Diese Ausnahme bildete die ARD. Eine Reporterin ist der Frage nachgegangen, ob sich die Uber-Partner an die Rückkehrpflicht halten. Man führte dazu Testfahrten durch – offizielle und solche mit versteckter Kamera. Jedes Mal wurden die Fahrer befragt, ob sie nach einer Fahrt zu ihrer Betriebszentrale zurückkehren würden. Bei der ersten Fahrt, bei der auch der Name des Fahrers genannt wurde (den Fahrer hatte die Pressestelle Ubers vermittelt), gab dieser an, er würde selbstverständlich nach jeder Tour in Richtung seiner Zentrale zurückfahren. Oft käme er allerdings nicht so weit, weil er gleich schon wieder den nächsten Auftrag erhalten würde.
Als die Reporterin danach allerdings mit versteckter Kamera weitere Fahrten durchführte, änderten sich die Antworten. Diese Fahrer erzählten, dass sie nicht zur Firmenzentrale zurückfahren würden. Somit deckte die Reporterin auf, dass die Uber-Partner ganz bewusst gegen Gesetze verstoßen. „Man müsse ja auch leben“, sagte einer von ihnen zur Rechtfertigung.
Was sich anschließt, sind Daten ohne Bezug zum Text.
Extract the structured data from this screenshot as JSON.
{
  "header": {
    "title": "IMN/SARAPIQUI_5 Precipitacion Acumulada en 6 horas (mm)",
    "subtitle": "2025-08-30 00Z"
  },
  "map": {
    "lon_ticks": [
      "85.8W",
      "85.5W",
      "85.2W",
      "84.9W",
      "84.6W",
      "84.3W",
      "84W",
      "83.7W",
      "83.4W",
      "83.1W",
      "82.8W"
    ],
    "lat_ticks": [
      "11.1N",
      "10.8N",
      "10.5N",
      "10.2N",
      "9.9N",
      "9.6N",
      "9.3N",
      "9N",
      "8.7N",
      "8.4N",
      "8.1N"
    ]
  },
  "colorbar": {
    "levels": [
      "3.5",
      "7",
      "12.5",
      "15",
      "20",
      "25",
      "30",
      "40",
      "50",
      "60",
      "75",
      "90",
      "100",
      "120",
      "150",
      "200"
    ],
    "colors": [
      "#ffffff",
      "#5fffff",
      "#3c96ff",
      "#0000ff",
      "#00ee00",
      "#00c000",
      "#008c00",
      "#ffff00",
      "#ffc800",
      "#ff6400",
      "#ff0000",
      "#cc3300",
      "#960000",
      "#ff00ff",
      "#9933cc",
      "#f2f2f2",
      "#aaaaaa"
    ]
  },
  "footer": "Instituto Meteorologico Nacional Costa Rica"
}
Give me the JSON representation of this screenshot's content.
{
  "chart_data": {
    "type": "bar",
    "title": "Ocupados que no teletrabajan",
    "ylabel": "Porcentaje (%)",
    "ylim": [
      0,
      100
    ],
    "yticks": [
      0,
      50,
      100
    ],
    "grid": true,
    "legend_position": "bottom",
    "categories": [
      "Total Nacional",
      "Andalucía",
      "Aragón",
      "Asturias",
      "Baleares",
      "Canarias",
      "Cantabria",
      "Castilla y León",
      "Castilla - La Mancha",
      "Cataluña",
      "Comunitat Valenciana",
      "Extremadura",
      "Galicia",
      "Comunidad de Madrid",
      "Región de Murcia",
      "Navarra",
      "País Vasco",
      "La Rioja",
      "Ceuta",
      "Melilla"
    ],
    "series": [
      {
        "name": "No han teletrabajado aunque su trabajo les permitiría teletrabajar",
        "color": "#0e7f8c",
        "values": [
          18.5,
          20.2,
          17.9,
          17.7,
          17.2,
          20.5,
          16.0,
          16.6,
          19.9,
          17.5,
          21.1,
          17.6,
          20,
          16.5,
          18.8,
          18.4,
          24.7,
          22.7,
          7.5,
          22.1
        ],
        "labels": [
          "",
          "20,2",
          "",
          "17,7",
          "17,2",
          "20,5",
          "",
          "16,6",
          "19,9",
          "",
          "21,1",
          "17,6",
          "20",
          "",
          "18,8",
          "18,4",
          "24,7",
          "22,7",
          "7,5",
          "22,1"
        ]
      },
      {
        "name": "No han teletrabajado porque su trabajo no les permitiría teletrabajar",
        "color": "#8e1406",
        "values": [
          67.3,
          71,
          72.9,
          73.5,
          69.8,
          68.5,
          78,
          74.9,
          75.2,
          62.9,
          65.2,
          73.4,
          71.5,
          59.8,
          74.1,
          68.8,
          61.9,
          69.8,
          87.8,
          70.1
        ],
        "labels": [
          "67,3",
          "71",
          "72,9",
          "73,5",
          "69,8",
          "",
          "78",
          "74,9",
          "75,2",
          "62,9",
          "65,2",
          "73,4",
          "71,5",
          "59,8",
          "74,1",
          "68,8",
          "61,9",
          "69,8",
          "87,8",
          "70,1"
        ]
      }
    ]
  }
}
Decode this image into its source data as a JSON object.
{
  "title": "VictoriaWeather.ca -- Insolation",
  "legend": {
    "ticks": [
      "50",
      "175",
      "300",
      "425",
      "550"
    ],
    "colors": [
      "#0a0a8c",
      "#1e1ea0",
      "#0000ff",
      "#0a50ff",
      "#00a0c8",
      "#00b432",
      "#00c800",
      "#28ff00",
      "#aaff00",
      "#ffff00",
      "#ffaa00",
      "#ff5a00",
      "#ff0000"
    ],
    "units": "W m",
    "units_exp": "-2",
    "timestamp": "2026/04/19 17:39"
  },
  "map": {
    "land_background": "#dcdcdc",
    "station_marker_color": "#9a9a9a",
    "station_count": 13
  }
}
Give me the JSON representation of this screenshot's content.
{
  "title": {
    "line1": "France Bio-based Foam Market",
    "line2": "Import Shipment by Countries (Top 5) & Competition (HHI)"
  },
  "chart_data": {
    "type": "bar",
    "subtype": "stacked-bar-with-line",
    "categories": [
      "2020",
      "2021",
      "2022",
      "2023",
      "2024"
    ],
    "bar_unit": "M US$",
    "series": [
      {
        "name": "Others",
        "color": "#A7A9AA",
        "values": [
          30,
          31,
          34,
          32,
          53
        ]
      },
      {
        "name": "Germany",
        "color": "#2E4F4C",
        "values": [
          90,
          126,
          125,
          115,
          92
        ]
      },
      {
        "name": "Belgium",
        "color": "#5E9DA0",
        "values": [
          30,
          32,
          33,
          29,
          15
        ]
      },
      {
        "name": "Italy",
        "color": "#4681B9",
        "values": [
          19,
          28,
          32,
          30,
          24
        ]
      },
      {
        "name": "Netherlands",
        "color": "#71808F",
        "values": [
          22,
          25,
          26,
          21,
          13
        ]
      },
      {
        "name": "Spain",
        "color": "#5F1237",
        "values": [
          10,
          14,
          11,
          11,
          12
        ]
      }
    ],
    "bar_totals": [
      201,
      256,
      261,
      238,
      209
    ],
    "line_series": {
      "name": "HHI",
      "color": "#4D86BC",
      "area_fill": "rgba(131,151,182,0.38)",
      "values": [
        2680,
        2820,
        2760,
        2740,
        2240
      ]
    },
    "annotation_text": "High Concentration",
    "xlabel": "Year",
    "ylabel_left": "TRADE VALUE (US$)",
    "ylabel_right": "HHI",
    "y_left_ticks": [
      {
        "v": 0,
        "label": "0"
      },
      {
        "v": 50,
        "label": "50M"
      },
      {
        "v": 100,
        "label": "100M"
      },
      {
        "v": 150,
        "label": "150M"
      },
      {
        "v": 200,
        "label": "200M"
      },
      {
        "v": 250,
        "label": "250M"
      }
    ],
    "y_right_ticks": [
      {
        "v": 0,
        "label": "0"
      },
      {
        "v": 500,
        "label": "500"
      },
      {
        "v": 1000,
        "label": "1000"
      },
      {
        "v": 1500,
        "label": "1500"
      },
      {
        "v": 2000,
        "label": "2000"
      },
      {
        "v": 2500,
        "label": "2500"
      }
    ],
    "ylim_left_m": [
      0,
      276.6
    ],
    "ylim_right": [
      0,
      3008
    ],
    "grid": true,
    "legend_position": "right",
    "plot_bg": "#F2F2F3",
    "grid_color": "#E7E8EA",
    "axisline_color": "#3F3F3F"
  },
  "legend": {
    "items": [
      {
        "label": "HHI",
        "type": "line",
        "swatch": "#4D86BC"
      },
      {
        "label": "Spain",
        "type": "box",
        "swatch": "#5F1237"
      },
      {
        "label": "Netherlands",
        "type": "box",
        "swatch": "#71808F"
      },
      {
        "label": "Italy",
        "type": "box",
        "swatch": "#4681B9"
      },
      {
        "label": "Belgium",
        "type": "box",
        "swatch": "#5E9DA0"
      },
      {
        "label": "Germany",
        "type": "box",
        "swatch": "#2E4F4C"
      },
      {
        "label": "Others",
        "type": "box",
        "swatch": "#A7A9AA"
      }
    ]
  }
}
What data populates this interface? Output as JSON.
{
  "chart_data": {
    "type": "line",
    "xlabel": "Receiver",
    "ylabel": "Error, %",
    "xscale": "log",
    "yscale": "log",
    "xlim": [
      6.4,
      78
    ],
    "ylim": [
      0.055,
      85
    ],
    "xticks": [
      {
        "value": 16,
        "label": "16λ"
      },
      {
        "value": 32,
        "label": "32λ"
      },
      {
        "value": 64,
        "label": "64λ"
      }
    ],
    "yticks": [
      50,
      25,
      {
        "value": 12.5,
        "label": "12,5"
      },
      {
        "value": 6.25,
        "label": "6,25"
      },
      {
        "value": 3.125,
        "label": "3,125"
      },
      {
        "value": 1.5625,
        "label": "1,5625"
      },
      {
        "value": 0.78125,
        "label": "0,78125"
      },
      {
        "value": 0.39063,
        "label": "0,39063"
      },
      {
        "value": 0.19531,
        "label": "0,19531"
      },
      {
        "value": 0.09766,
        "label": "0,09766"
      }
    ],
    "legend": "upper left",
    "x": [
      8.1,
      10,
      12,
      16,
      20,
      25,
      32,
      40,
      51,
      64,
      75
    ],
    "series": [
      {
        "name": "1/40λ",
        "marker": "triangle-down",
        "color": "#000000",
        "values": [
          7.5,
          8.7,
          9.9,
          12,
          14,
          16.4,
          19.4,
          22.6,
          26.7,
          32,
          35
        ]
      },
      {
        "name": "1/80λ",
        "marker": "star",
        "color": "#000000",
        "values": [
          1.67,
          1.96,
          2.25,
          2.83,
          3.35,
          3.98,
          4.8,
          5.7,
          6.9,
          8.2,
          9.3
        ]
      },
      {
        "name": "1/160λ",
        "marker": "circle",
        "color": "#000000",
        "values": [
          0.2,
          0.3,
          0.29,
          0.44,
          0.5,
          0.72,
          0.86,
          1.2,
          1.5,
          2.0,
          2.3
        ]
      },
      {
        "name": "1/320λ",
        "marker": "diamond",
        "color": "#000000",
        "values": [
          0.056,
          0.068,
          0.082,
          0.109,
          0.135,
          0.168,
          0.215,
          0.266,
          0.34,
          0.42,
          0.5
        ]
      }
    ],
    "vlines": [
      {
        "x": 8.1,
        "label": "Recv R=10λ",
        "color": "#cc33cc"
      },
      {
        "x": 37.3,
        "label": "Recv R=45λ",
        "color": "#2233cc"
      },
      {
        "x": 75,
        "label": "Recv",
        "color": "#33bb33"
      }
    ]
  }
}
Der Sendebeitrag ist im ARD-Mittagsmagazin erschienen. Er wurde just an dem Tag ausgestrahlt, als Dara Khosrowshahi auf der Berliner Noah-Konferenz als Redner auftrat. Was er dort mitzuteilen hatte, war von langer Hand vorbereitet und am Vortag auch bereits in einem Interview mit der Bild-Zeitung nachzulesen: „Ich möchte definitiv Uber auch in weitere Städte Deutschlands bringen. Aber wir werden auf gar keinen Fall die Verantwortung für unsere Geschäftsmöglichkeiten in Frage stellen. Wir führen bereits Gespräche mit den Städten.“ Einige Gesetze erscheinen Dara Khosrowshahi „veraltet“. Die Rückkehrpflicht für Mietwagen versteht er nicht und nennt die Beschränkung „weder effizient noch umweltfreundlich“. (Hinweis der Redaktion: Das Interview wurde bereits vor fünf Wochen geführt. Für eine korrekte Übersetzung hat sich unsere Redaktion bei der Bild-Zeitung nach dem Original erkundigt).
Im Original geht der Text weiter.